Additional 2FA info:

• You also have the option during 2FA to generate and save a list of recovery codes to get into your account in the event you lose access to one of your 2FA methods. This is highly recommended, and the recovery codes should be stored someplace safe. Some options for storing your recovery codes include:
  • Printing the codes and storing them in a safe place in your office.
  • Storing the recovery codes in a password manager that you might be using.
• We recommend that you set up MULTIPLE 2FA options.
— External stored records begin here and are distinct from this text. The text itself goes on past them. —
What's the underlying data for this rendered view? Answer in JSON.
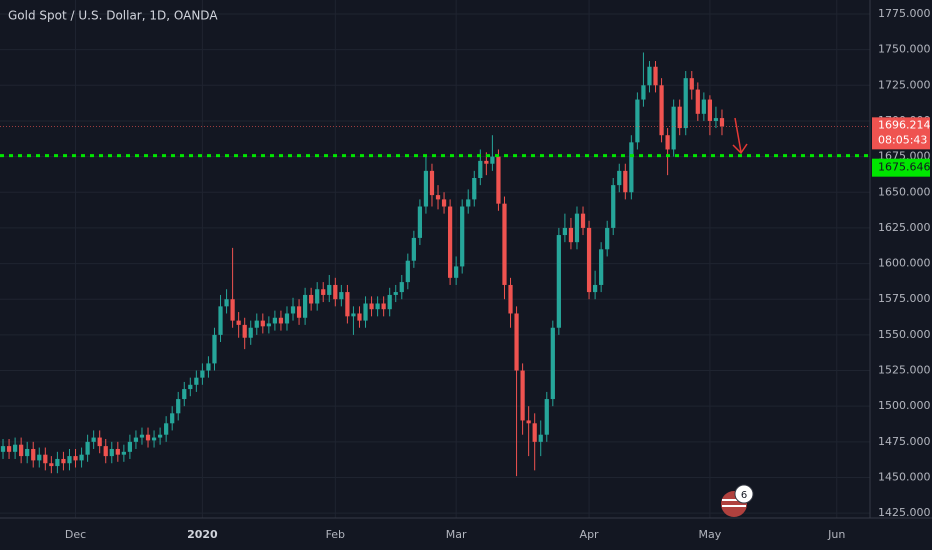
{
  "chart_data": {
    "type": "candlestick",
    "title": "Gold Spot / U.S. Dollar, 1D, OANDA",
    "up_color": "#26a69a",
    "down_color": "#ef5350",
    "open": [
      1468,
      1472,
      1468,
      1473,
      1465,
      1470,
      1462,
      1466,
      1460,
      1458,
      1463,
      1460,
      1465,
      1462,
      1466,
      1475,
      1478,
      1472,
      1465,
      1470,
      1466,
      1468,
      1475,
      1478,
      1480,
      1476,
      1478,
      1480,
      1488,
      1495,
      1505,
      1512,
      1515,
      1520,
      1525,
      1530,
      1550,
      1570,
      1575,
      1560,
      1557,
      1548,
      1555,
      1560,
      1556,
      1558,
      1562,
      1558,
      1565,
      1570,
      1562,
      1578,
      1572,
      1582,
      1578,
      1585,
      1575,
      1580,
      1563,
      1565,
      1560,
      1572,
      1568,
      1572,
      1568,
      1578,
      1580,
      1587,
      1602,
      1618,
      1640,
      1665,
      1648,
      1645,
      1640,
      1590,
      1598,
      1640,
      1645,
      1660,
      1672,
      1670,
      1675,
      1642,
      1585,
      1565,
      1525,
      1490,
      1488,
      1475,
      1480,
      1505,
      1555,
      1620,
      1625,
      1615,
      1635,
      1625,
      1580,
      1585,
      1610,
      1625,
      1655,
      1665,
      1650,
      1685,
      1715,
      1725,
      1738,
      1725,
      1690,
      1680,
      1710,
      1695,
      1730,
      1722,
      1705,
      1715,
      1700,
      1702
    ],
    "high": [
      1477,
      1477,
      1478,
      1478,
      1475,
      1475,
      1471,
      1471,
      1465,
      1468,
      1468,
      1470,
      1470,
      1471,
      1480,
      1483,
      1483,
      1477,
      1475,
      1475,
      1473,
      1480,
      1483,
      1485,
      1485,
      1483,
      1485,
      1493,
      1500,
      1510,
      1517,
      1520,
      1525,
      1530,
      1535,
      1555,
      1578,
      1582,
      1611,
      1566,
      1562,
      1560,
      1565,
      1565,
      1563,
      1567,
      1567,
      1570,
      1576,
      1575,
      1583,
      1583,
      1587,
      1587,
      1592,
      1590,
      1585,
      1585,
      1570,
      1570,
      1577,
      1577,
      1577,
      1577,
      1583,
      1585,
      1592,
      1607,
      1623,
      1645,
      1675,
      1670,
      1655,
      1650,
      1645,
      1605,
      1645,
      1652,
      1665,
      1680,
      1678,
      1690,
      1680,
      1647,
      1590,
      1570,
      1530,
      1500,
      1495,
      1490,
      1510,
      1560,
      1625,
      1635,
      1632,
      1640,
      1640,
      1630,
      1595,
      1615,
      1630,
      1660,
      1670,
      1670,
      1690,
      1720,
      1748,
      1742,
      1742,
      1730,
      1695,
      1715,
      1715,
      1735,
      1735,
      1727,
      1720,
      1718,
      1710,
      1708
    ],
    "low": [
      1463,
      1463,
      1463,
      1460,
      1460,
      1457,
      1457,
      1455,
      1453,
      1453,
      1455,
      1455,
      1457,
      1457,
      1461,
      1470,
      1467,
      1460,
      1460,
      1461,
      1461,
      1463,
      1470,
      1473,
      1471,
      1471,
      1473,
      1475,
      1483,
      1490,
      1500,
      1507,
      1510,
      1515,
      1520,
      1525,
      1545,
      1565,
      1555,
      1548,
      1540,
      1543,
      1550,
      1551,
      1551,
      1553,
      1553,
      1553,
      1560,
      1557,
      1557,
      1567,
      1567,
      1573,
      1573,
      1570,
      1570,
      1558,
      1550,
      1555,
      1555,
      1563,
      1563,
      1563,
      1563,
      1573,
      1575,
      1582,
      1597,
      1613,
      1635,
      1640,
      1638,
      1635,
      1585,
      1585,
      1593,
      1635,
      1640,
      1655,
      1662,
      1665,
      1637,
      1575,
      1555,
      1451,
      1480,
      1465,
      1455,
      1465,
      1475,
      1500,
      1550,
      1615,
      1610,
      1610,
      1620,
      1575,
      1575,
      1580,
      1605,
      1620,
      1650,
      1645,
      1645,
      1680,
      1710,
      1720,
      1720,
      1685,
      1662,
      1675,
      1690,
      1690,
      1715,
      1700,
      1700,
      1690,
      1695,
      1690
    ],
    "close": [
      1472,
      1468,
      1473,
      1465,
      1470,
      1462,
      1466,
      1460,
      1458,
      1463,
      1460,
      1465,
      1462,
      1466,
      1475,
      1478,
      1472,
      1465,
      1470,
      1466,
      1468,
      1475,
      1478,
      1480,
      1476,
      1478,
      1480,
      1488,
      1495,
      1505,
      1512,
      1515,
      1520,
      1525,
      1530,
      1550,
      1570,
      1575,
      1560,
      1557,
      1548,
      1555,
      1560,
      1556,
      1558,
      1562,
      1558,
      1565,
      1570,
      1562,
      1578,
      1572,
      1582,
      1578,
      1585,
      1575,
      1580,
      1563,
      1565,
      1560,
      1572,
      1568,
      1572,
      1568,
      1578,
      1580,
      1587,
      1602,
      1618,
      1640,
      1665,
      1648,
      1645,
      1640,
      1590,
      1598,
      1640,
      1645,
      1660,
      1672,
      1670,
      1675,
      1642,
      1585,
      1565,
      1525,
      1490,
      1488,
      1475,
      1480,
      1505,
      1555,
      1620,
      1625,
      1615,
      1635,
      1625,
      1580,
      1585,
      1610,
      1625,
      1655,
      1665,
      1650,
      1685,
      1715,
      1725,
      1738,
      1725,
      1690,
      1680,
      1710,
      1695,
      1730,
      1722,
      1705,
      1715,
      1700,
      1702,
      1696.214
    ],
    "xlim": [
      -0.5,
      143.5
    ],
    "xticks": [
      {
        "value": 12,
        "label": "Dec"
      },
      {
        "value": 33,
        "label": "2020"
      },
      {
        "value": 55,
        "label": "Feb"
      },
      {
        "value": 75,
        "label": "Mar"
      },
      {
        "value": 97,
        "label": "Apr"
      },
      {
        "value": 117,
        "label": "May"
      },
      {
        "value": 138,
        "label": "Jun"
      }
    ],
    "ylim": [
      1421.6,
      1784.8
    ],
    "yticks": [
      {
        "value": 1425,
        "label": "1425.000"
      },
      {
        "value": 1450,
        "label": "1450.000"
      },
      {
        "value": 1475,
        "label": "1475.000"
      },
      {
        "value": 1500,
        "label": "1500.000"
      },
      {
        "value": 1525,
        "label": "1525.000"
      },
      {
        "value": 1550,
        "label": "1550.000"
      },
      {
        "value": 1575,
        "label": "1575.000"
      },
      {
        "value": 1600,
        "label": "1600.000"
      },
      {
        "value": 1625,
        "label": "1625.000"
      },
      {
        "value": 1650,
        "label": "1650.000"
      },
      {
        "value": 1675,
        "label": "1675.000"
      },
      {
        "value": 1700,
        "label": "1700.000"
      },
      {
        "value": 1725,
        "label": "1725.000"
      },
      {
        "value": 1750,
        "label": "1750.000"
      },
      {
        "value": 1775,
        "label": "1775.000"
      }
    ],
    "grid": true,
    "last_price": 1696.214,
    "last_price_color": "#ef5350",
    "countdown": "08:05:43",
    "level": 1675.646,
    "level_color": "#00e600",
    "events_badge": "6"
  }
}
This can protect your access to your account in the event that you lose access to one of your authenticators.
  • For more information, check out the Two-factor Authentication post on the GitHub Blog.
  • Having trouble setting up 2FA? Contact the LLNL GitHub admins who may be able to help.

How do I get my dataset reviewed and released for GitHub?
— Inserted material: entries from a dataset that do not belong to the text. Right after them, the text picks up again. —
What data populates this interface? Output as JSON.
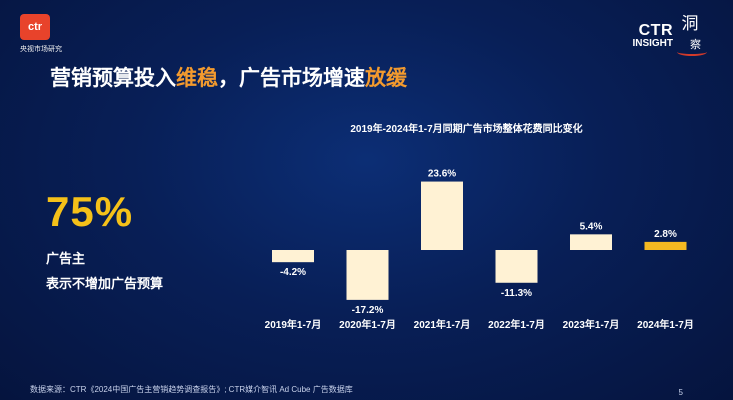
{
  "logo": {
    "badge": "ctr",
    "subtitle": "央视市场研究"
  },
  "insight": {
    "ctr": "CTR",
    "word": "INSIGHT",
    "cn": "洞",
    "cn2": "察"
  },
  "heading": {
    "part1": "营销预算投入",
    "hl1": "维稳",
    "part2": "，广告市场增速",
    "hl2": "放缓"
  },
  "kpi": {
    "value": "75%",
    "label1": "广告主",
    "label2": "表示不增加广告预算"
  },
  "colors": {
    "bar": "#fff2d4",
    "bar_last": "#f5b921",
    "accent": "#f39a2e",
    "kpi": "#f5c119"
  },
  "chart_data": {
    "type": "bar",
    "title": "2019年-2024年1-7月同期广告市场整体花费同比变化",
    "categories": [
      "2019年1-7月",
      "2020年1-7月",
      "2021年1-7月",
      "2022年1-7月",
      "2023年1-7月",
      "2024年1-7月"
    ],
    "values": [
      -4.2,
      -17.2,
      23.6,
      -11.3,
      5.4,
      2.8
    ],
    "data_labels": [
      "-4.2%",
      "-17.2%",
      "23.6%",
      "-11.3%",
      "5.4%",
      "2.8%"
    ],
    "xlabel": "",
    "ylabel": "",
    "grid": false
  },
  "footer": {
    "source": "数据来源：CTR《2024中国广告主营销趋势调查报告》; CTR媒介智讯 Ad Cube 广告数据库",
    "page": "5"
  }
}
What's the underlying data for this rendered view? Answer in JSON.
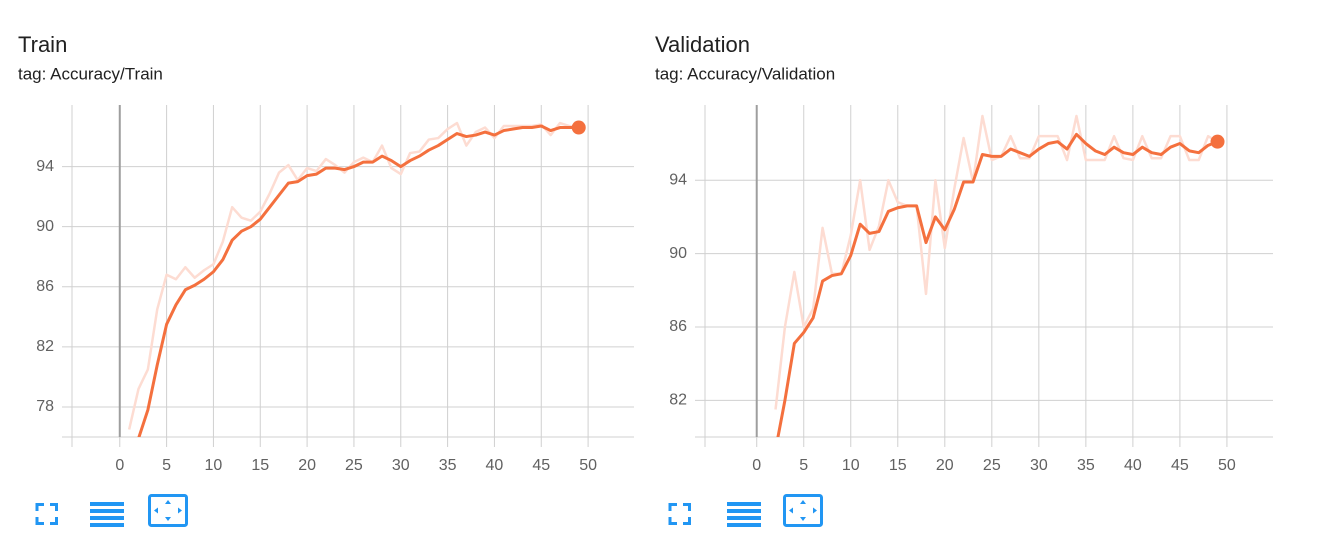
{
  "chart_data": [
    {
      "type": "line",
      "title": "Train",
      "subtitle": "tag: Accuracy/Train",
      "x": [
        0,
        1,
        2,
        3,
        4,
        5,
        6,
        7,
        8,
        9,
        10,
        11,
        12,
        13,
        14,
        15,
        16,
        17,
        18,
        19,
        20,
        21,
        22,
        23,
        24,
        25,
        26,
        27,
        28,
        29,
        30,
        31,
        32,
        33,
        34,
        35,
        36,
        37,
        38,
        39,
        40,
        41,
        42,
        43,
        44,
        45,
        46,
        47,
        48,
        49
      ],
      "xlim": [
        -5.1,
        54.9
      ],
      "xticks": [
        0,
        5,
        10,
        15,
        20,
        25,
        30,
        35,
        40,
        45,
        50
      ],
      "ylim": [
        76,
        98.1
      ],
      "yticks": [
        78,
        82,
        86,
        90,
        94
      ],
      "grid": true,
      "series": [
        {
          "color": "#fddcd2",
          "values": [
            null,
            76.5,
            79.2,
            80.5,
            84.5,
            86.8,
            86.5,
            87.3,
            86.6,
            87.1,
            87.5,
            89,
            91.3,
            90.6,
            90.4,
            91,
            92.2,
            93.6,
            94.1,
            93.1,
            93.9,
            93.7,
            94.5,
            94.1,
            93.6,
            94.3,
            94.6,
            94.3,
            95.4,
            93.9,
            93.5,
            94.9,
            95,
            95.8,
            95.9,
            96.5,
            96.9,
            95.4,
            96.3,
            96.6,
            95.9,
            96.7,
            96.7,
            96.7,
            96.7,
            96.8,
            96.1,
            96.9,
            96.7,
            96.6
          ]
        },
        {
          "color": "#f4703e",
          "end_marker": true,
          "values": [
            null,
            null,
            75.9,
            77.8,
            80.8,
            83.5,
            84.8,
            85.8,
            86.1,
            86.5,
            87,
            87.8,
            89.1,
            89.7,
            90,
            90.5,
            91.3,
            92.1,
            92.9,
            93,
            93.4,
            93.5,
            93.9,
            93.9,
            93.8,
            94,
            94.3,
            94.3,
            94.7,
            94.4,
            94,
            94.4,
            94.7,
            95.1,
            95.4,
            95.8,
            96.2,
            96,
            96.1,
            96.3,
            96.1,
            96.4,
            96.5,
            96.6,
            96.6,
            96.7,
            96.4,
            96.6,
            96.6,
            96.6
          ]
        }
      ]
    },
    {
      "type": "line",
      "title": "Validation",
      "subtitle": "tag: Accuracy/Validation",
      "x": [
        0,
        1,
        2,
        3,
        4,
        5,
        6,
        7,
        8,
        9,
        10,
        11,
        12,
        13,
        14,
        15,
        16,
        17,
        18,
        19,
        20,
        21,
        22,
        23,
        24,
        25,
        26,
        27,
        28,
        29,
        30,
        31,
        32,
        33,
        34,
        35,
        36,
        37,
        38,
        39,
        40,
        41,
        42,
        43,
        44,
        45,
        46,
        47,
        48,
        49
      ],
      "xlim": [
        -5.5,
        54.9
      ],
      "xticks": [
        0,
        5,
        10,
        15,
        20,
        25,
        30,
        35,
        40,
        45,
        50
      ],
      "ylim": [
        80,
        98.1
      ],
      "yticks": [
        82,
        86,
        90,
        94
      ],
      "grid": true,
      "series": [
        {
          "color": "#fddcd2",
          "values": [
            null,
            null,
            81.5,
            86,
            89,
            86,
            87,
            91.4,
            88.9,
            88.9,
            91,
            94,
            90.2,
            91.5,
            94,
            92.8,
            92.6,
            92.6,
            87.8,
            94,
            90.3,
            93.5,
            96.3,
            93.9,
            97.5,
            95.1,
            95.3,
            96.4,
            95.2,
            95.2,
            96.4,
            96.4,
            96.4,
            95.1,
            97.5,
            95.1,
            95.1,
            95.1,
            96.4,
            95.2,
            95.1,
            96.4,
            95.2,
            95.2,
            96.4,
            96.4,
            95.1,
            95.1,
            96.4,
            96.1
          ]
        },
        {
          "color": "#f4703e",
          "end_marker": true,
          "values": [
            null,
            null,
            79.3,
            82,
            85.1,
            85.7,
            86.5,
            88.5,
            88.8,
            88.9,
            89.9,
            91.6,
            91.1,
            91.2,
            92.3,
            92.5,
            92.6,
            92.6,
            90.6,
            92,
            91.3,
            92.4,
            93.9,
            93.9,
            95.4,
            95.3,
            95.3,
            95.7,
            95.5,
            95.3,
            95.7,
            96,
            96.1,
            95.7,
            96.5,
            96,
            95.6,
            95.4,
            95.8,
            95.5,
            95.4,
            95.8,
            95.5,
            95.4,
            95.8,
            96,
            95.6,
            95.5,
            95.9,
            96.1
          ]
        }
      ]
    }
  ]
}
Create your repository and dataset on its own. Both code.ornl.gov and github are good options. Next, send an email to this site’s maintainer to get information on the review process and add its listing here.
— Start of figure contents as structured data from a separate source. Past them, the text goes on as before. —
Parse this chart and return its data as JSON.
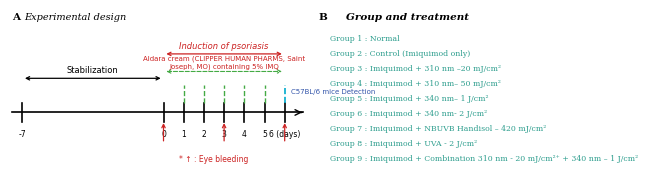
{
  "title_A": "Experimental design",
  "title_B": "Group and treatment",
  "section_A": "A",
  "section_B": "B",
  "timeline_days": [
    -7,
    0,
    1,
    2,
    3,
    4,
    5,
    6
  ],
  "stabilization_label": "Stabilization",
  "induction_label": "Induction of psoriasis",
  "aldara_label": "Aldara cream (CLIPPER HUMAN PHARMS, Saint\nJoseph, MO) containing 5% IMQ",
  "detection_label": "C57BL/6 mice Detection",
  "eye_bleeding_label": "* ↑ : Eye bleeding",
  "eye_bleeding_days": [
    0,
    3,
    6
  ],
  "green_tick_days": [
    1,
    2,
    3,
    4,
    5
  ],
  "groups": [
    "Group 1 : Normal",
    "Group 2 : Control (Imiquimod only)",
    "Group 3 : Imiquimod + 310 nm –20 mJ/cm²",
    "Group 4 : Imiquimod + 310 nm– 50 mJ/cm²",
    "Group 5 : Imiquimod + 340 nm– 1 J/cm²",
    "Group 6 : Imiquimod + 340 nm- 2 J/cm²",
    "Group 7 : Imiquimod + NBUVB Handisol – 420 mJ/cm²",
    "Group 8 : Imiquimod + UVA - 2 J/cm²",
    "Group 9 : Imiquimod + Combination 310 nm - 20 mJ/cm²⁺ + 340 nm – 1 J/cm²"
  ],
  "bg_color": "#ffffff",
  "red_color": "#cc2222",
  "green_color": "#44aa44",
  "blue_color": "#3355aa",
  "teal_color": "#2e9e8e",
  "cyan_color": "#00aacc"
}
What is/isn’t allowed to be included in my repo?

Remember that these repositories are hosted on GitHub servers, NOT LLNL servers, and content placed in them should be limited to “email like” communications. That means:

• NO Classified
• NO Export Controlled
• NO Official Use Only (OUO)
• NO Health Insurance Portability and Accountability Act (HIPAA)
• NO Personally Identifiable Information (PII)
• NO NDA or vendor-proprietary information
• NO Unclassified Controlled Information (UCI)
• NO Unclassified Controlled Nuclear Information (UCNI)

When in doubt, contact a Derivative Classifier (DC) for further guidance.

My project is approved for release. Now what?

Make sure your repo follows best practices and includes the following informational files:

• An appropriate open source license. Details and examples can be seen at LLNL Software Licensing.

• A README file that summarizes what the software does and how others can use and contribute to it.

• A NOTICE containing any required funding acknowledgments for your project.

After your project has been initially released on GitHub and you are ready to provide a new version, a good practice is to tag the version and include release notes.

Another good practice is to provide user documentation. Read the Docs (RtD) is a common platform for user guides, tutorials, quick start instructions, and other forms of documentation.

Submit your repo to DOE CODE so others can find it when searching through DOE-funded projects. After your repo is included in DOE CODE, you may also want to add the digital object identifier (DOI) to the repo.

If your repo is research software, consider submitting it to a journal that publishes scientific datasets.

How does this website’s catalog work?

• The input_lists.json file lists information on included repositories.

• If you have a project logo, please follow the instructions for naming and uploading the file.

How do I contribute to a dataset?

Refer to individual projects for their requirements on accepting contributions. In general though, we follow the “fork and pull” Git workflow model:

1. Fork a repository.

2. Develop your changes in your fork.

3. Sync your fork to the upstream repository (git remote add upstream git@github.com:org/repo.git).

4. Create a pull request to the “upstream” repository.

5. If approved, changes will be merged in by a repository maintainer.